One year, for her office's Secret Santa party, she received a seat belt. When
my racist aunt wasn't getting strapped into an office chair for her own physical
health, she was practicing the exquisite art of saying the first, and worst, thing
that slid across her mind on any occasion. She felt not entirely uncomfortable
settling her low heft into a lawn chair in the middle of a family reunion and,
with a plate of barbecued ribs on her lap, and a quick adjustment of her portable
telescopes, announcing, "Wow, I barely recognize anyone. You've all gotten
so fat!" Before anyone had a chance to react with anything but stunned silence,
my racist aunt would fix the party with a grin and then resume absent-mindedly
shoving pork ribs into her great, toxic mouth. Never
short on laughs or malice, my racist aunt would weigh in giddily on any variety
of subjects for or about her collected audience. On the subject of a cousin who
just left the room: "I really thought Rachel was nice today. I can't think
of anything I hate about her now, except her haircut." On her own, humbling
battle with obesity: "I guess it's too late for me. I'm too fat now, just
like my daughter." On my brother, who turned a slightly troubled adolescence
around very nicely, and his new job as a Probation Officer: "How many people
have you shot?" On the terrorist "situation" and the growing domestic
suspicion of Arab-Americans: "I'm not racist; I just prefer whites."
Be sure
that each of these well-aimed daggers was sheathed in pink chiffon giggles. Her
ability to burst into ridiculous laughter immediately after dropping a verbal
bomb had a disarming effect and, conscious or not, it was probably the only thing
that kept us from having her medicated or deprogrammed. Her disgraceful behavior
meant she had to be confined to her home, for her mouth drew no social boundaries.

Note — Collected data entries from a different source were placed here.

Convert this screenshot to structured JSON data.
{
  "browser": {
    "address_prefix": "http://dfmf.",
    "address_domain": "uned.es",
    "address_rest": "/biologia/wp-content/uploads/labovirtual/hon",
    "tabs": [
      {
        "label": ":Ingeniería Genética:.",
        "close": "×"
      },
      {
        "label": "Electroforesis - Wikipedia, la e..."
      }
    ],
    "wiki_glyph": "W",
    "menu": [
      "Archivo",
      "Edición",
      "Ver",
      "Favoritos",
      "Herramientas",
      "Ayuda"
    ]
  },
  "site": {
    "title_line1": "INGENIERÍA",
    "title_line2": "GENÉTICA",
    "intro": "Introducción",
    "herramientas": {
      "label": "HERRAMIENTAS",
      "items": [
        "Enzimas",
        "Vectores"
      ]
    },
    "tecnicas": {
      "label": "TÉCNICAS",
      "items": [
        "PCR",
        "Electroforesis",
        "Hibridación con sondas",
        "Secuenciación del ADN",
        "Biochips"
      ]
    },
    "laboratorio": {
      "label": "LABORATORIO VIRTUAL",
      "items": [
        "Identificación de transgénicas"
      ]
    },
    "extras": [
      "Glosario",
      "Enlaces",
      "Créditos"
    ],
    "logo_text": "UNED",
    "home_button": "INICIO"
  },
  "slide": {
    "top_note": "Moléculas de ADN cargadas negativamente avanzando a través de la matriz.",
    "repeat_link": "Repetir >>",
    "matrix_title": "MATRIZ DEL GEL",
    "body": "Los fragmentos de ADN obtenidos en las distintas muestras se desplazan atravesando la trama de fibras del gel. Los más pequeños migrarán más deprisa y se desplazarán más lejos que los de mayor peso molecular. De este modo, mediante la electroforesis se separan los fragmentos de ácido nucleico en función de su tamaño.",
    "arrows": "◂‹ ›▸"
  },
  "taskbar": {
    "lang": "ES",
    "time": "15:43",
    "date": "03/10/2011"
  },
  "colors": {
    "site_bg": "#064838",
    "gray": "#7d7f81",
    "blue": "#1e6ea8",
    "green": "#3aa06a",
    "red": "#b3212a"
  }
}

Public outings were exhausting, and usually required detailed explanations as
my racist aunt ricocheted from location to location, offending every makeup counter
sales representative, grocery bagger, and traffic cop she encountered.
If we ever
lost her in a department store, we could follow the trail of dropped jaws
and frozen stares that we knew would lead to my racist aunt. After making
a procession of formal apologies -- "she hasn't been herself these
days" -- or slightly more informal ones -- a slowly spinning finger
pointing to one's own head or a quick booze-tipping pantomime would suffice
-- we'd inevitably find her. Typically, she was explaining to a salesperson
the advantages of being African-American. "You must love being colored,"
she'd insist. "Your afros dry so quickly, you don't even have to
spend money on things like rain caps or umbrellas. You must save so much
money -- it's hard to believe so many coloreds are still on welfare."
Then my racist aunt would smile sweetly and wobble off to her next victim,
making sure to lose her footing once or twice along the way.